As a monopoly, medicine must ensure that its services are always available; it may not, in other words, withdraw services if a suitable replacement is unavailable. (The BCMA's RAD tactics are OK under this doctrine because although the GPs closed their doors, we were still around to pick up the slack. Note this is also why I so intensely dislike the RAD tactics.) And if services are unavailable to a particular segment of society, there is a collective responsibility on the part of the members of the profession to provide the missing service.

(Here I am certain some of my libertarian bretheren will quibble with me. This is where you and I part company, o pals of mine; health care ethics often fly in the face of sacrosanct libertarian dogma. Frankly I want it that way, and so do you, even if you don't consciously realize it.)

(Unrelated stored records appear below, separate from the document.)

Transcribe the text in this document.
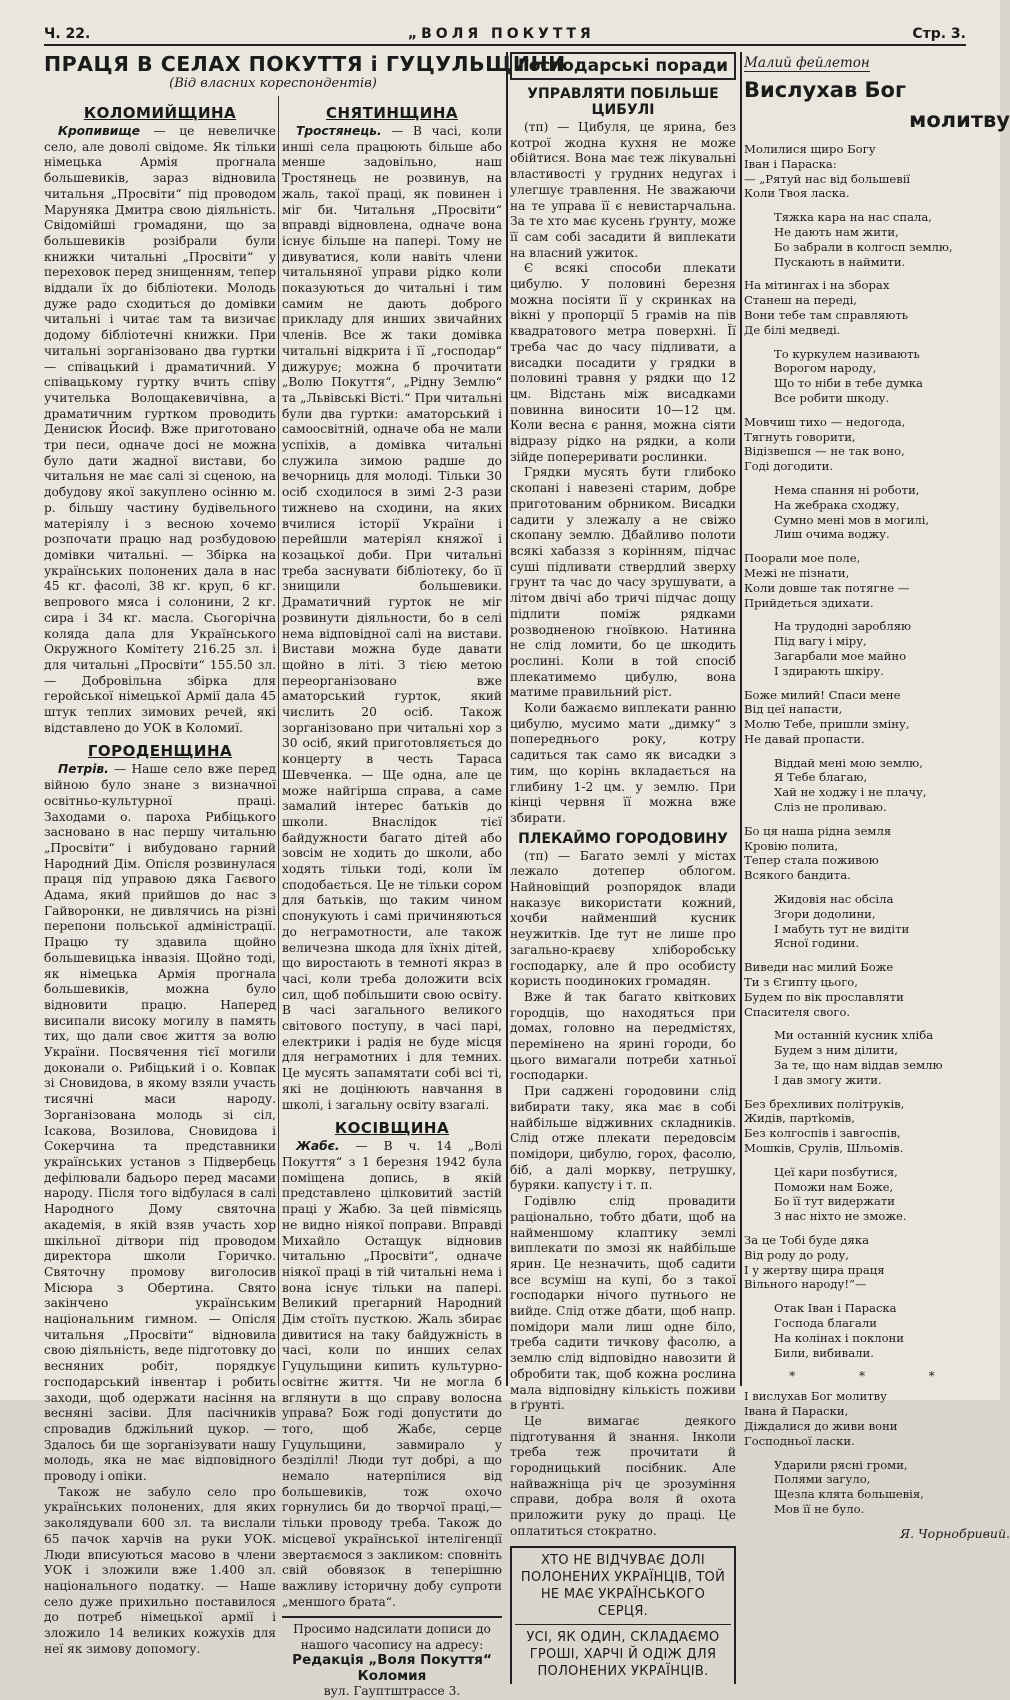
Ч. 22.	„ВОЛЯ ПОКУТТЯ	Стр. 3.
ПРАЦЯ В СЕЛАХ ПОКУТТЯ і ГУЦУЛЬЩИНИ
(Від власних кореспондентів)
КОЛОМИЙЩИНА

Кропивище — це невеличке село, але доволі свідоме. Як тільки німецька Армія прогнала большевиків, зараз відновила читальня „Просвіти“ під проводом Маруняка Дмитра свою діяльність. Свідомійші громадяни, що за большевиків розібрали були книжки читальні „Просвіти“ у переховок перед знищенням, тепер віддали їх до бібліотеки. Молодь дуже радо сходиться до домівки читальні і читає там та визичає додому бібліотечні книжки. При читальні зорганізовано два гуртки— співацький і драматичний. У співацькому гуртку вчить співу учителька Волощакевичівна, а драматичним гуртком проводить Денисюк Йосиф. Вже приготовано три песи, одначе досі не можна було дати жадної вистави, бо читальня не має салі зі сценою, на добудову якої закуплено осінню м. р. більшу частину будівельного матеріялу і з весною хочемо розпочати працю над розбудовою домівки читальні. — Збірка на українських полонених дала в нас 45 кг. фасолі, 38 кг. круп, 6 кг. вепрового мяса і солонини, 2 кг. сира і 34 кг. масла. Сьогорічна коляда дала для Українського Окружного Комітету 216.25 зл. і для читальні „Просвіти“ 155.50 зл. — Добровільна збірка для геройської німецької Армії дала 45 штук теплих зимових речей, які відставлено до УОК в Коломиї.

ГОРОДЕНЩИНА

Петрів. — Наше село вже перед війною було знане з визначної освітньо-культурної праці. Заходами о. пароха Рибіцького засновано в нас першу читальню „Просвіти“ і вибудовано гарний Народний Дім. Опісля розвинулася праця під управою дяка Гаєвого Адама, який прийшов до нас з Гайворонки, не дивлячись на різні перепони польської адміністрації. Працю ту здавила щойно большевицька інвазія. Щойно тоді, як німецька Армія прогнала большевиків, можна було відновити працю. Наперед висипали високу могилу в память тих, що дали своє життя за волю України. Посвячення тієї могили доконали о. Рибіцький і о. Ковпак зі Сновидова, в якому взяли участь тисячні маси народу. Зорганізована молодь зі сіл, Ісакова, Возилова, Сновидова і Сокерчина та представники українських установ з Підвербець дефілювали бадьоро перед масами народу. Після того відбулася в салі Народного Дому святочна академія, в якій взяв участь хор шкільної дітвори під проводом директора школи Горичко. Святочну промову виголосив Місюра з Обертина. Свято закінчено українським національним гимном. — Опісля читальня „Просвіти“ відновила свою діяльність, веде підготовку до весняних робіт, порядкує господарський інвентар і робить заходи, щоб одержати насіння на весняні засіви. Для пасічників спровадив бджільний цукор. — Здалось би ще зорганізувати нашу молодь, яка не має відповідного проводу і опіки.

Також не забуло село про українських полонених, для яких зaколядували 600 зл. та вислали 65 пачок харчів на руки УОК. Люди вписуються масово в члени УОК і зложили вже 1.400 зл. національного податку. — Наше село дуже прихильно поставилося до потреб німецької армії і зложило 14 великих кожухів для неї як зимову допомогу.

СНЯТИНЩИНА

Тростянець. — В часі, коли инші села працюють більше або менше задовільно, наш Тростянець не розвинув, на жаль, такої праці, як повинен і міг би. Читальня „Просвіти“ вправді відновлена, одначе вона існує більше на папері. Тому не дивуватися, коли навіть члени читальняної управи рідко коли показуються до читальні і тим самим не дають доброго прикладу для инших звичайних членів. Все ж таки домівка читальні відкрита і її „господар“ дижурує; можна б прочитати „Волю Покуття“, „Рідну Землю“ та „Львівські Вісті.“ При читальні були два гуртки: аматорський і самоосвітній, одначе оба не мали успіхів, а домівка читальні служила зимою радше до вечорниць для молоді. Тільки 30 осіб сходилося в зимі 2-3 рази тижнево на сходини, на яких вчилися історії України і перейшли матеріял княжої і козацької доби. При читальні треба заснувати бібліотеку, бо її знищили большевики. Драматичний гурток не міг розвинути діяльности, бо в селі нема відповідної салі на вистави. Вистави можна буде давати щойно в літі. З тією метою переорганізовано вже аматорський гурток, який числить 20 осіб. Також зорганізовано при читальні хор з 30 осіб, який приготовляється до концерту в честь Тараса Шевченка. — Ще одна, але це може найгірша справа, а саме замалий інтерес батьків до школи. Внаслідок тієї байдужности багато дітей або зовсім не ходить до школи, або ходять тільки тоді, коли їм сподобається. Це не тільки сором для батьків, що таким чином спонукують і самі причиняються до неграмотности, але також величезна шкода для їхніх дітей, що виростають в темноті якраз в часі, коли треба доложити всіх сил, щоб побільшити свою освіту. В часі загального великого світового поступу, в часі парі, електрики і радія не буде місця для неграмотних і для темних. Це мусять запамятати собі всі ті, які не доцінюють навчання в школі, і загальну освіту взагалі.

КОСІВЩИНА

Жабє. — В ч. 14 „Волі Покуття“ з 1 березня 1942 була поміщена допись, в якій представлено цілковитий застій праці у Жабю. За цей півмісяць не видно ніякої поправи. Вправді Михайло Остащук відновив читальню „Просвіти“, одначе ніякої праці в тій читальні нема і вона існує тільки на папері. Великий прегарний Народний Дім стоїть пусткою. Жаль збирає дивитися на таку байдужність в часі, коли по инших селах Гуцульщини кипить культурно-освітнє життя. Чи не могла б вглянути в що справу волосна управа? Бож годі допустити до того, щоб Жабє, серце Гуцульщини, завмирало у безділлі! Люди тут добрі, а що немало натерпілися від большевиків, тож охочо горнулись би до творчої праці,— тільки проводу треба. Також до місцевої української інтелігенції звертаємося з закликом: сповніть свій обовязок в теперішню важливу історичну добу супроти „меншого брата“.

Просимо надсилати дописи до нашого часопису на адресу:
Редакція „Воля Покуття“
Коломия
вул. Гауптштрассе 3.
Господарські поради
УПРАВЛЯТИ ПОБІЛЬШЕ ЦИБУЛІ

(тп) — Цибуля, це ярина, без котрої жодна кухня не може обійтися. Вона має теж лікувальні властивості у грудних недугах і улегшує травлення. Не зважаючи на те управа її є невистарчальна. За те хто має кусень ґрунту, може її сам собі засадити й виплекати на власний ужиток.

Є всякі способи плекати цибулю. У половині березня можна посіяти її у скринках на вікні у пропорції 5 грамів на пів квадратового метра поверхні. Її треба час до часу підливати, а висадки посадити у грядки в половині травня у рядки що 12 цм. Відстань між висадками повинна виносити 10—12 цм. Коли весна є рання, можна сіяти відразу рідко на рядки, а коли зійде попереривати рослинки.

Грядки мусять бути глибоко скопані і навезені старим, добре приготованим обрником. Висадки садити у злежалу а не свіжо скопану землю. Дбайливо полоти всякі хабаззя з корінням, підчас суші підливати ствердлий зверху грунт та час до часу зрушувати, а літом двічі або тричі підчас дощу підлити поміж рядками розводненою гноївкою. Натинна не слід ломити, бо це шкодить рослині. Коли в той спосіб плекатимемо цибулю, вона матиме правильний ріст.

Коли бажаємо виплекати ранню цибулю, мусимо мати „димку“ з попереднього року, котру садиться так само як висадки з тим, що корінь вкладається на глибину 1-2 цм. у землю. При кінці червня її можна вже збирати.

ПЛЕКАЙМО ГОРОДОВИНУ

(тп) — Багато землі у містах лежало дотепер облогом. Найновіщий розпорядок влади наказує використати кожний, хочби найменший кусник неужитків. Іде тут не лише про загально-краєву хліборобську господарку, але й про особисту користь поодиноких громадян.

Вже й так багато квіткових городців, що находяться при домах, головно на передмістях, перемінено на ярині городи, бо цього вимагали потреби хатньої господарки.

При саджені городовини слід вибирати таку, яка має в собі найбільше відживних складників. Слід отже плекати передовсім помідори, цибулю, горох, фасолю, біб, а далі моркву, петрушку, буряки. капусту і т. п.

Годівлю слід провадити раціонально, тобто дбати, щоб на найменшому клаптику землі виплекати по змозі як найбільше ярин. Це незначить, щоб садити все всуміш на купі, бо з такої господарки нічого путнього не вийде. Слід отже дбати, щоб напр. помідори мали лиш одне біло, треба садити тичкову фасолю, а землю слід відповідно навозити й обробити так, щоб кожна рослина мала відповідну кількість поживи в ґрунті.

Це вимагає деякого підготування й знання. Інколи треба теж прочитати й городницький посібник. Але найважніща річ це зрозуміння справи, добра воля й охота приложити руку до праці. Це оплатиться стократно.

ХТО НЕ ВІДЧУВАЄ ДОЛІ ПОЛОНЕНИХ УКРАЇНЦІВ, ТОЙ НЕ МАЄ УКРАЇНСЬКОГО СЕРЦЯ.
УСІ, ЯК ОДИН, СКЛАДАЄМО ГРОШІ, ХАРЧІ Й ОДІЖ ДЛЯ ПОЛОНЕНИХ УКРАЇНЦІВ.
Малий фейлетон
Вислухав Бог
молитву
Молилися щиро Богу
Іван і Параска:
— „Рятуй нас від большевії
Коли Твоя ласка.
Тяжка кара на нас спала,
Не дають нам жити,
Бо забрали в колгосп землю,
Пускають в наймити.
На мітингах і на зборах
Станеш на переді,
Вони тебе там справляють
Де білі медведі.
То куркулем називають
Ворогом народу,
Що то ніби в тебе думка
Все робити шкоду.
Мовчиш тихо — недогода,
Тягнуть говорити,
Відізвешся — не так воно,
Годі догодити.
Нема спання ні роботи,
На жебрака сходжу,
Сумно мені мов в могилі,
Лиш очима воджу.
Поорали мое поле,
Межі не пізнати,
Коли довше так потягне —
Прийдеться здихати.
На трудодні заробляю
Під вагу і міру,
Загарбали мое майно
І здирають шкіру.
Боже милий! Спаси мене
Від цеї напасти,
Молю Тебе, пришли зміну,
Не давай пропасти.
Віддай мені мою землю,
Я Тебе благаю,
Хай не ходжу і не плачу,
Сліз не проливаю.
Бо ця наша рідна земля
Кровію полита,
Тепер стала поживою
Всякого бандита.
Жидовія нас обсіла
Згори додолини,
І мабуть тут не видіти
Ясної години.
Виведи нас милий Боже
Ти з Єгипту цього,
Будем по вік прославляти
Спасителя свого.
Ми останній кусник хліба
Будем з ним ділити,
За те, що нам віддав землю
І дав змогу жити.
Без брехливих політруків,
Жидів, партkомів,
Без колгоспів і завгоспів,
Мошків, Срулів, Шльомів.
Цеї кари позбутися,
Поможи нам Боже,
Бо її тут видержати
З нас ніхто не зможе.
За це Тобі буде дяка
Від роду до роду,
І у жертву щира праця
Вільного народу!“—
Отак Іван і Параска
Господа благали
На колінах і поклони
Били, вибивали.
* * *
І вислухав Бог молитву
Івана й Параски,
Діждалися до живи вони
Господньої ласки.
Ударили рясні громи,
Полями загуло,
Щезла клята большевія,
Мов її не було.
Я. Чорнобривий.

As you might expect, this has profound implications for epidemics. If an outbreak of disease in a particular community has caused all the local physicians to flee in a most unethical fashion, the profession itself -- the collective assembly of physicians in whatever organization you would care to use -- continues to have an obligation to provide the community with assistance.Presumably there will be volunteers to go, but it isn't inconceivable to think of a situation so dire that volunteers will be in short supply. And here is where it gets very interesting: Under those conditions, it would be ethically permissible to force individual physicians to attend to patients within the hot zone, with or without appropriate gear, as long as the risk was not unduly born by one subgroup of physicians or another.

I've brushed over a lot of the background material here, and I've completely overlooked the pluarlistic deontological perspective of medical ethics from which I write (so if you don't understand pluralistic deontology, you're kind of screwed -- sorry). The take home message: This is an old problem within medicine itself and is a point of some considerable tension between personal responsibility and professional duty, and yet it is resolved in the majority of individual patient contacts in such a seemless fashion we barely even notice it is there.

How cool is that?

Epilogue: Two years later, still unpublished. Ah, me.